Perched on the 19th floor of the InterContinental Mark Hopkins San Francisco, you’ll find the stylish Top of the Mark bar. Its large windows offer sweeping views of the city in an elegant setting, but these days, no one is around to enjoy it.
Since March, the classic 80-year-old cocktail lounge has remained inaccessible after the hotel closed its doors to the public, save for a group of first responders it currently hosts. With fewer guests to tend to, things have been much quieter.
“It doesn’t feel the same,” said Michael Pace, general manager of the InterContinental Mark Hopkins San Francisco. “It feels like that energy is missing.”
After the shutdown, the hotel was allowed to host first responders that needed a place to stay between their shifts. But with fewer visitors on site, several hotel personnel were laid off. Pace said that about 25% of nearly 265 team members remain on site.
Employees at Top of the Mark weren’t as lucky.
“Everyone at Top of the Mark is no longer working [and] haven’t been since March,” Pace said. “For me as a general manager it causes great concern. Until the city allows us to reopen, our hands are tied.”
Top of the Mark has a unique challenge in that it’s an indoor rooftop bar. When other rooftop bars around the city opened for patio service in mid-June, the historic bar in Nob Hill was left at a disadvantage given it’s an enclosed establishment.
“The challenge right now is that we can’t [reopen], and it’s understandable because the city has said no indoor dining,” Pace said.
Just a short drive down the hill, popular rooftop bar Charmaine’s, located on the sixth floor of San Francisco Proper, has welcomed guests back. Kalai Akana, director of outlets and training for food and beverage at San Francisco Proper, said that the bar opened shortly after the city permitted outdoor dining.
Staff at Charmaine’s have since been trained on new COVID-19 operating procedures. Now, employees and guests have mandatory temperature checks, guests sit at tables spaced six feet apart and, unlike pre-pandemic days, reservations are now required.
“We’ve moved to reservations to have better control and not have a long line [by the entrance],” Akana said.
When guests arrive at the McAllister Street entry, a hostess shares what they can expect and then directs them to the service elevator. Only a single party can ride the lift without the company of the hostess.
When it comes to sanitizing the elevator, Akana said it is done hourly by a houseman who also wipes and disinfect buttons, doorknobs and stairwells. Akana said that so far guests have felt safe with the new implementations. If a guest doesn’t want to ride the elevator to Charmaine’s, stairs are always an option.

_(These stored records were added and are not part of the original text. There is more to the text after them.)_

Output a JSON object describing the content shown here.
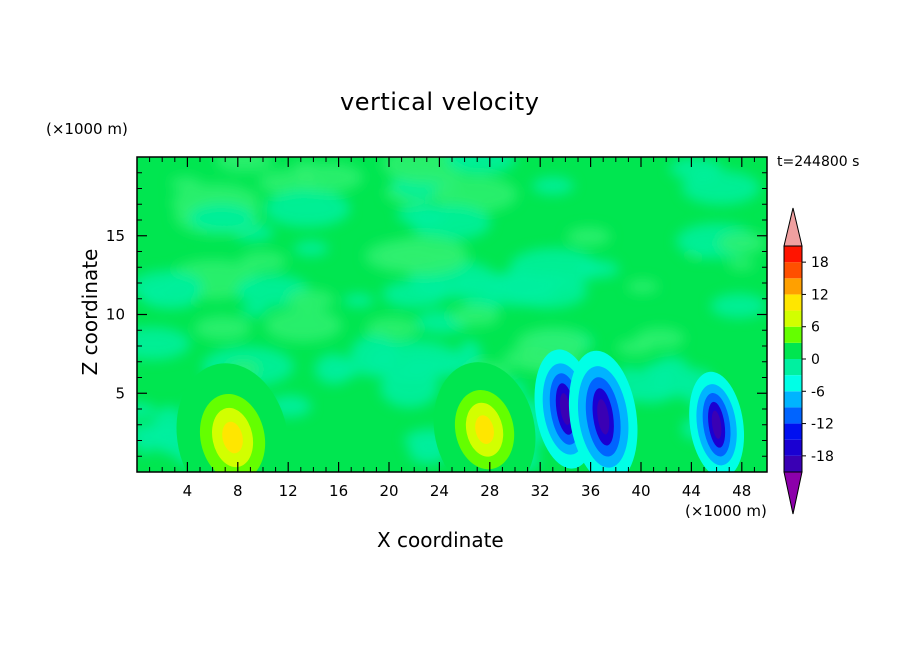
{
  "chart_data": {
    "type": "heatmap",
    "title": "vertical velocity",
    "xlabel": "X coordinate",
    "ylabel": "Z coordinate",
    "x_unit": "(×1000 m)",
    "y_unit": "(×1000 m)",
    "time_label": "t=244800 s",
    "xlim": [
      0,
      50
    ],
    "ylim": [
      0,
      20
    ],
    "x_ticks": [
      4,
      8,
      12,
      16,
      20,
      24,
      28,
      32,
      36,
      40,
      44,
      48
    ],
    "y_ticks": [
      5,
      10,
      15
    ],
    "colorbar": {
      "levels": [
        -21,
        -18,
        -15,
        -12,
        -9,
        -6,
        -3,
        0,
        3,
        6,
        9,
        12,
        15,
        18,
        21
      ],
      "tick_labels": [
        "18",
        "12",
        "6",
        "0",
        "-6",
        "-12",
        "-18"
      ],
      "tick_values": [
        18,
        12,
        6,
        0,
        -6,
        -12,
        -18
      ],
      "colors": [
        "#5a00a0",
        "#3a00b4",
        "#1a00d2",
        "#0010f0",
        "#0064ff",
        "#00b4ff",
        "#00ffe6",
        "#00f0a0",
        "#00e650",
        "#64ff00",
        "#d2ff00",
        "#ffe600",
        "#ffa000",
        "#ff5000",
        "#ff1400",
        "#f0a0a0"
      ],
      "over_color": "#f0a0a0",
      "under_color": "#8c00aa"
    },
    "features": [
      {
        "x": 7.5,
        "z": 2.5,
        "w": 2.2,
        "kind": "updraft"
      },
      {
        "x": 27.5,
        "z": 3.0,
        "w": 2.0,
        "kind": "updraft"
      },
      {
        "x": 34.0,
        "z": 4.0,
        "w": -1.8,
        "kind": "downdraft"
      },
      {
        "x": 37.0,
        "z": 3.5,
        "w": -2.0,
        "kind": "downdraft"
      },
      {
        "x": 46.0,
        "z": 3.0,
        "w": -1.6,
        "kind": "downdraft"
      }
    ],
    "grid": false
  }
}
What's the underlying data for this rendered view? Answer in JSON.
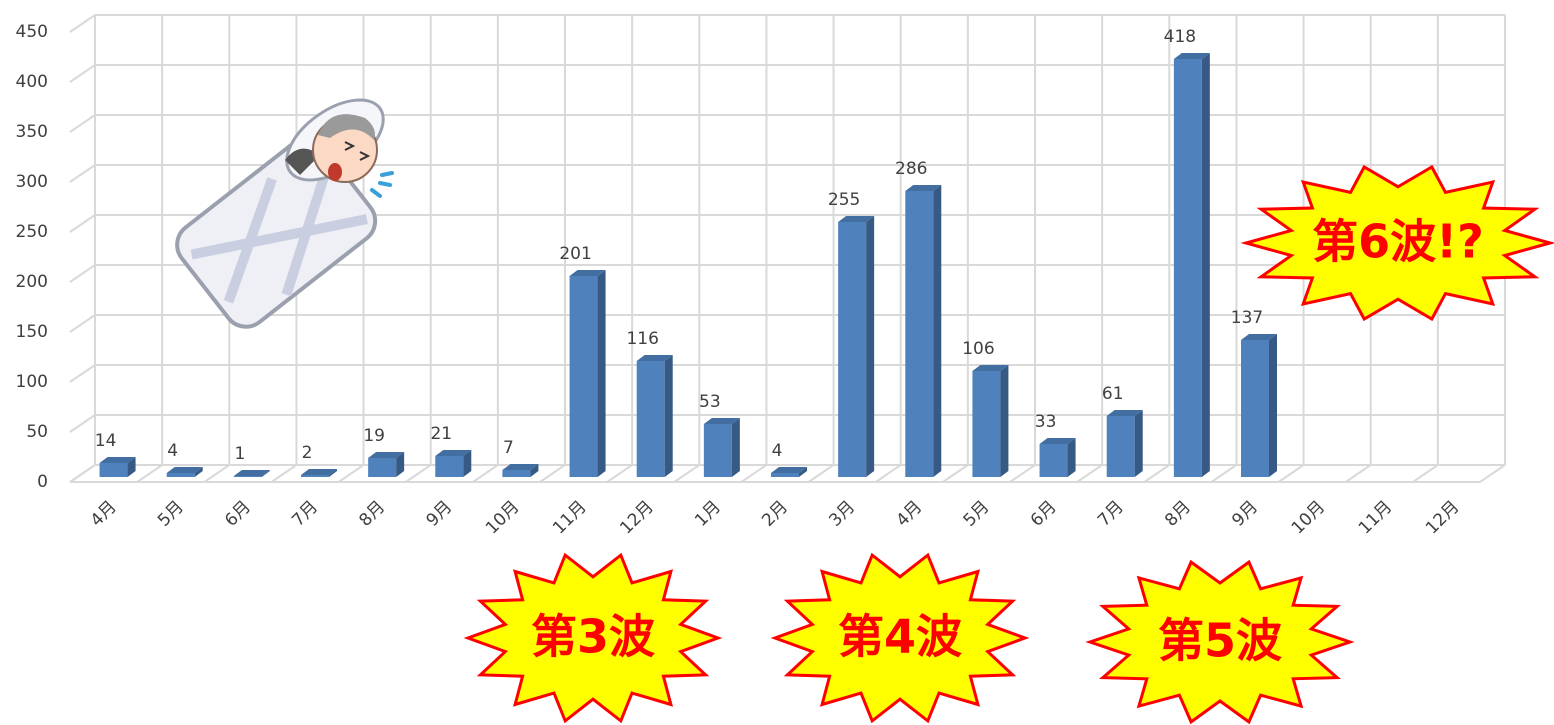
{
  "chart_data": {
    "type": "bar3d",
    "categories": [
      "4月",
      "5月",
      "6月",
      "7月",
      "8月",
      "9月",
      "10月",
      "11月",
      "12月",
      "1月",
      "2月",
      "3月",
      "4月",
      "5月",
      "6月",
      "7月",
      "8月",
      "9月",
      "10月",
      "11月",
      "12月"
    ],
    "values": [
      14,
      4,
      1,
      2,
      19,
      21,
      7,
      201,
      116,
      53,
      4,
      255,
      286,
      106,
      33,
      61,
      418,
      137,
      null,
      null,
      null
    ],
    "color": "#4f81bd",
    "ylim": [
      0,
      450
    ],
    "yticks": [
      0,
      50,
      100,
      150,
      200,
      250,
      300,
      350,
      400,
      450
    ],
    "grid": true,
    "annotations": [
      "第3波",
      "第4波",
      "第5波",
      "第6波!?"
    ]
  }
}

Reopening Charmaine’s has moved without a hitch, but Akana admits that some of the new protocols might take adjustment.
“What we miss most is the smile,” Akana said. “In lineups, we talk to colleagues about intonation, body language, and to smile with your eyes.”

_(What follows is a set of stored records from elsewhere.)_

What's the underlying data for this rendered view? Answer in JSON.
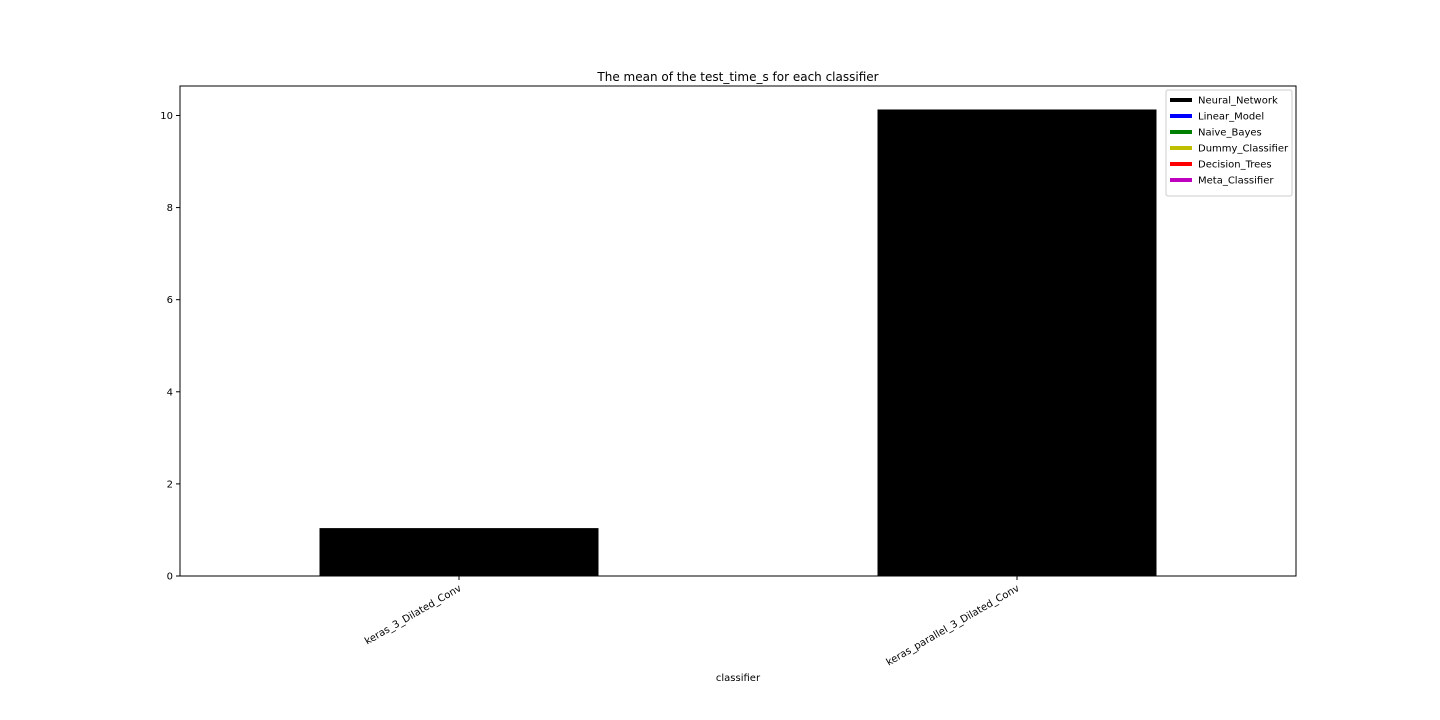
{
  "chart_data": {
    "type": "bar",
    "title": "The mean of  the test_time_s for each classifier",
    "xlabel": "classifier",
    "ylabel": "",
    "categories": [
      "keras_3_Dilated_Conv",
      "keras_parallel_3_Dilated_Conv"
    ],
    "values": [
      1.04,
      10.13
    ],
    "bar_colors": [
      "#000000",
      "#000000"
    ],
    "ylim": [
      0,
      10.64
    ],
    "yticks": [
      0,
      2,
      4,
      6,
      8,
      10
    ],
    "ytick_labels": [
      "0",
      "2",
      "4",
      "6",
      "8",
      "10"
    ],
    "grid": false,
    "legend": {
      "position": "top-right",
      "entries": [
        {
          "label": "Neural_Network",
          "color": "#000000"
        },
        {
          "label": "Linear_Model",
          "color": "#0000ff"
        },
        {
          "label": "Naive_Bayes",
          "color": "#008000"
        },
        {
          "label": "Dummy_Classifier",
          "color": "#bfbf00"
        },
        {
          "label": "Decision_Trees",
          "color": "#ff0000"
        },
        {
          "label": "Meta_Classifier",
          "color": "#bf00bf"
        }
      ]
    }
  }
}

Pace said that the Mark Hopkins hotel has made changes since March so that once it can safety open there won’t be any setbacks. Likewise, sanitization protocols have been established, including regular cleaning of the elevators.
When asked if guests could take the stairwell to reach Top of the Mark once it reopens, Pace said they can, though he doesn’t advise it.

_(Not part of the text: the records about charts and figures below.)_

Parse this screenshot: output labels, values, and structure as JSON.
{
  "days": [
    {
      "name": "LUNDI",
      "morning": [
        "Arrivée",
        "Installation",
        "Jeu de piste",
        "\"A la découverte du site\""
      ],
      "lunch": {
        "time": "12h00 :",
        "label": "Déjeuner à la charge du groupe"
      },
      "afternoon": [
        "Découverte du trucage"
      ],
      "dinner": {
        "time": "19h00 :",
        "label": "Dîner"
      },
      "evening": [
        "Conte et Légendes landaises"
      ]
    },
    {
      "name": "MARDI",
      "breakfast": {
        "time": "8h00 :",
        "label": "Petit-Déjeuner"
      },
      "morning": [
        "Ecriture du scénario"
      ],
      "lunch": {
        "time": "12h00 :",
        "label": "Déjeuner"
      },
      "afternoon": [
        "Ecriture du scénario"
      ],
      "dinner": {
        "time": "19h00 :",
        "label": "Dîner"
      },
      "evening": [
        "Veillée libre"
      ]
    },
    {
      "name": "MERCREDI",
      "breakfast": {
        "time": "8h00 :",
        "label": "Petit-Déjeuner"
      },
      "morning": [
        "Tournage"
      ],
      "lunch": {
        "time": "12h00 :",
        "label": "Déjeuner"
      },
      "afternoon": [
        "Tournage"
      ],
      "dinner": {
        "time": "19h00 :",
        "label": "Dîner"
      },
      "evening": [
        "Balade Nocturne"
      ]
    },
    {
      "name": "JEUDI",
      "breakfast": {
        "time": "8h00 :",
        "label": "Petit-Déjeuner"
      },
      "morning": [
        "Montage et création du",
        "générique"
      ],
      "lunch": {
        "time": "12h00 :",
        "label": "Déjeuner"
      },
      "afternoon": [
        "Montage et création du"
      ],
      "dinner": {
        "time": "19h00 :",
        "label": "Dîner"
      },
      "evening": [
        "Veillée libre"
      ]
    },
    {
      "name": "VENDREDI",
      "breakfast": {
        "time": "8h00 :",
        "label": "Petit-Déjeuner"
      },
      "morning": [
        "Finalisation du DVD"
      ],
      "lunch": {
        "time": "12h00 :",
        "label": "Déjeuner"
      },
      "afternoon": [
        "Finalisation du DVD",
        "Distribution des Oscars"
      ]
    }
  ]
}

“I wouldn’t recommend taking 19 floors to Top of the Mark, but I would tell people not to worry about it,” Pace said. “We’ve reduced the volume for everyone’s safety.”
Pace looks forward to some time this month when the city will supposedly clear hotels for reopening, though he knows it won’t include Top of the Mark — at least not yet.
“We’re telling people that the plan is to reopen by the holidays, but we don’t know how that would look like right now,” Pace said.
Pace is confident in the safety measures the hotel has made and is just waiting for the green light to welcome guests again.
“I think when the city tells us we’re ready to open up, we’ll be ready to go,” Pace said. “We’ve been ready for two months.”